02 abril 2014

Unisulma realiza palestra sobre os 50 anos do Golpe Militar

Na noite de, 31, o auditório da faculdade Unisulma esteve lotado com o debate sobre os “50 Anos do Golpe Militar: uma análise histórica”. O evento teve a participação de acadêmicos de Direito e Serviço Social, bem como profissionais e alunos das mais variadas áreas do conhecimento. A palestra foi conferida pelo Conselheiro do Tribunal de Contas do Estado do Maranhão, Joaquim Washington Luiz de Oliveira, e o juiz da 2ª Vara da Comarca de João Lisboa e coordenador do Movimento de Combate à Corrupção Eleitoral, Márlon Jacinto Reis.
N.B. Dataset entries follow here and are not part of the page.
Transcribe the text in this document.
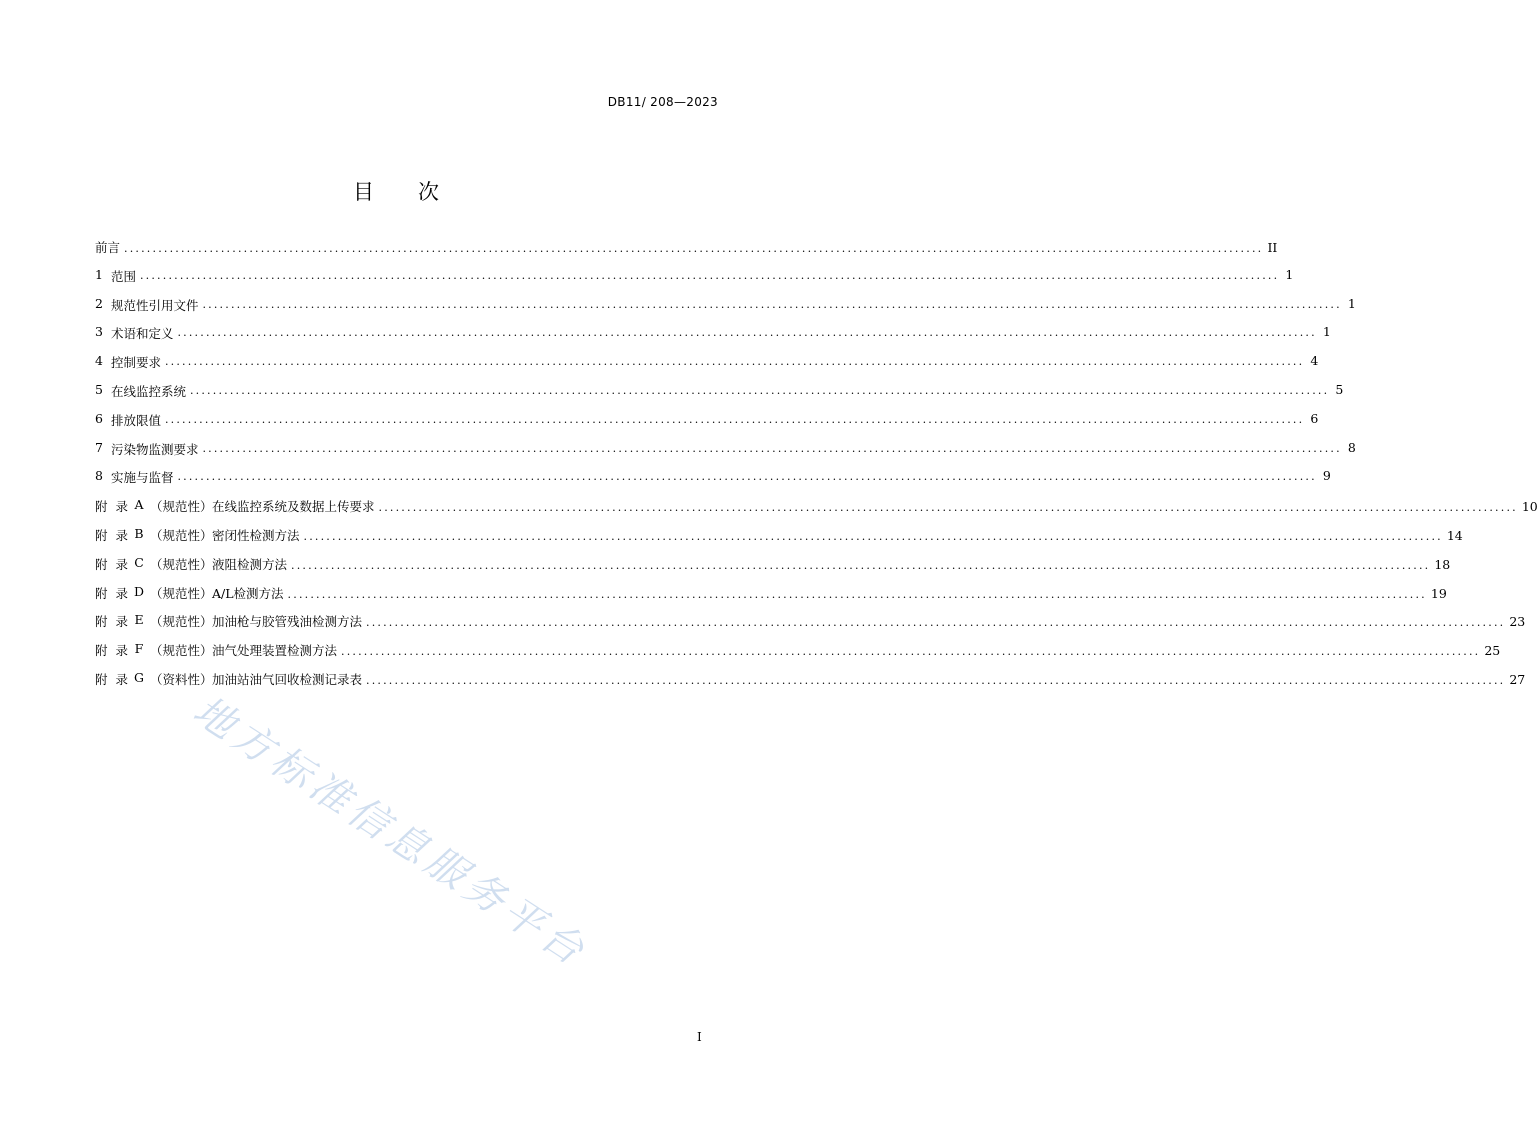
DB11/ 208—2023
目 次
前言 ........................................................................................................................................................................................................ II
1 范围 ........................................................................................................................................................................................................ 1
2 规范性引用文件 ........................................................................................................................................................................................................ 1
3 术语和定义 ........................................................................................................................................................................................................ 1
4 控制要求 ........................................................................................................................................................................................................ 4
5 在线监控系统 ........................................................................................................................................................................................................ 5
6 排放限值 ........................................................................................................................................................................................................ 6
7 污染物监测要求 ........................................................................................................................................................................................................ 8
8 实施与监督 ........................................................................................................................................................................................................ 9
附 录 A （规范性） 在线监控系统及数据上传要求 ........................................................................................................................................................................................................ 10
附 录 B （规范性） 密闭性检测方法 ........................................................................................................................................................................................................ 14
附 录 C （规范性） 液阻检测方法 ........................................................................................................................................................................................................ 18
附 录 D （规范性） A/L检测方法 ........................................................................................................................................................................................................ 19
附 录 E （规范性） 加油枪与胶管残油检测方法 ........................................................................................................................................................................................................ 23
附 录 F （规范性） 油气处理装置检测方法 ........................................................................................................................................................................................................ 25
附 录 G （资料性） 加油站油气回收检测记录表 ........................................................................................................................................................................................................ 27
地方标准信息服务平台
I
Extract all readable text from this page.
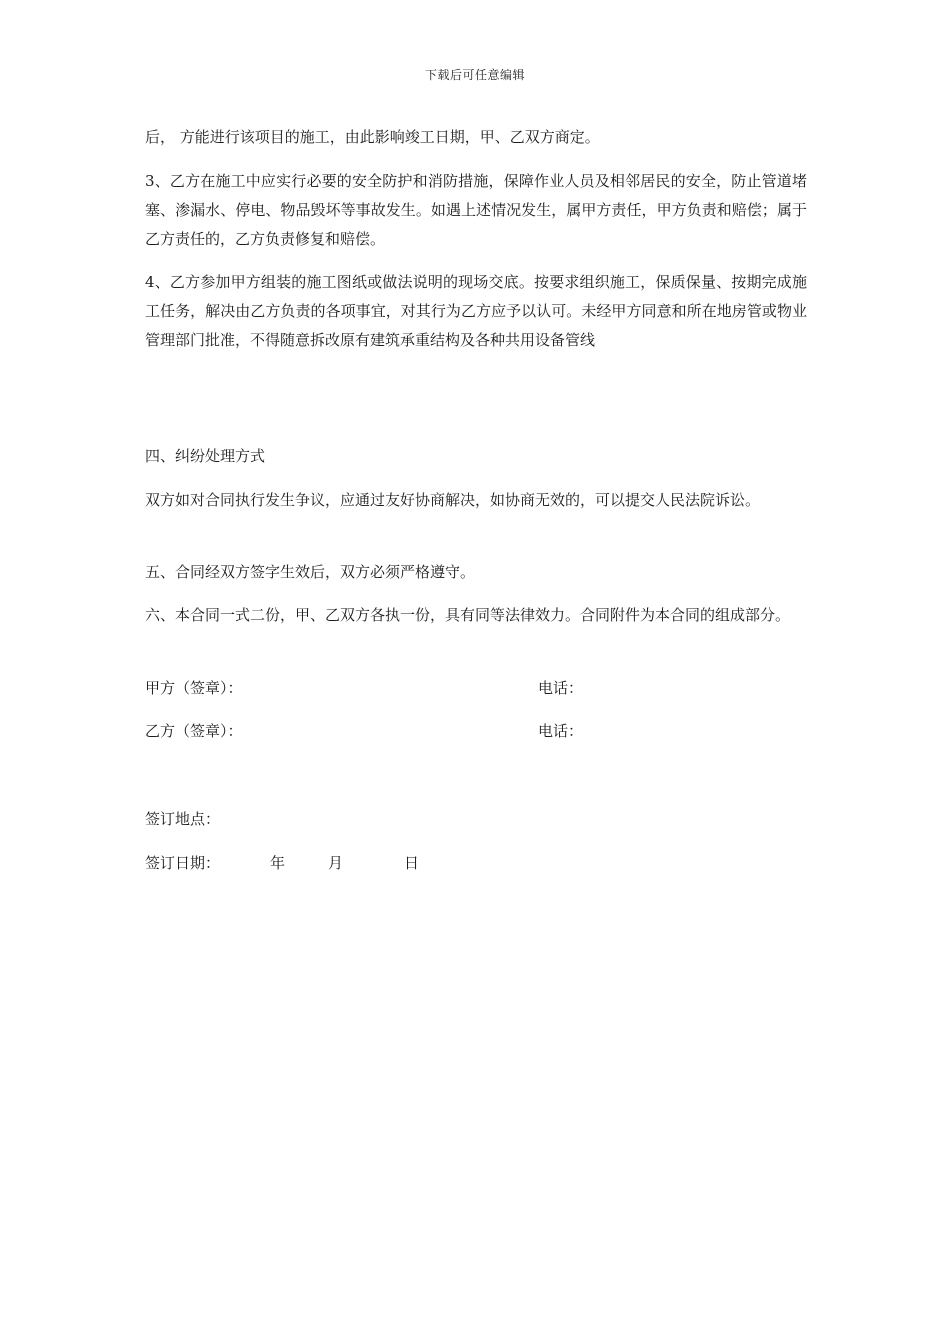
下载后可任意编辑
后， 方能进行该项目的施工，由此影响竣工日期，甲、乙双方商定。
3、乙方在施工中应实行必要的安全防护和消防措施，保障作业人员及相邻居民的安全，防止管道堵塞、渗漏水、停电、物品毁坏等事故发生。如遇上述情况发生，属甲方责任，甲方负责和赔偿；属于乙方责任的，乙方负责修复和赔偿。
4、乙方参加甲方组装的施工图纸或做法说明的现场交底。按要求组织施工，保质保量、按期完成施工任务，解决由乙方负责的各项事宜，对其行为乙方应予以认可。未经甲方同意和所在地房管或物业管理部门批准，不得随意拆改原有建筑承重结构及各种共用设备管线
四、纠纷处理方式
双方如对合同执行发生争议，应通过友好协商解决，如协商无效的，可以提交人民法院诉讼。
五、合同经双方签字生效后，双方必须严格遵守。
六、本合同一式二份，甲、乙双方各执一份，具有同等法律效力。合同附件为本合同的组成部分。
甲方（签章）：	电话：
乙方（签章）：	电话：
签订地点：
签订日期：	年	月	日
A mesa de abertura teve a presença do presidente da instituição, Dimas Salustiano, do vice-presidente Lula Almeida e do coordenador do curso de Direito, Artur da Rocha. “Aqui nós temos a liberdade para o pluralismo político, o embate de ideias e as divergências para as mais diversas expressões da literatura, música e cultura brasileira”, ressaltou o presidente da Unisulma. Em seguida, os presentes acompanharam os palestrantes.

Para o conselheiro do TCE/MA, Washington Luiz, “um debate como este nos faz refletir, repensar a construção do processo democrático brasileiro, de liberdades políticas para evitarmos que tragédias como aconteceram no dia 1º de abril de 1964 se repitam”, enfatizou. 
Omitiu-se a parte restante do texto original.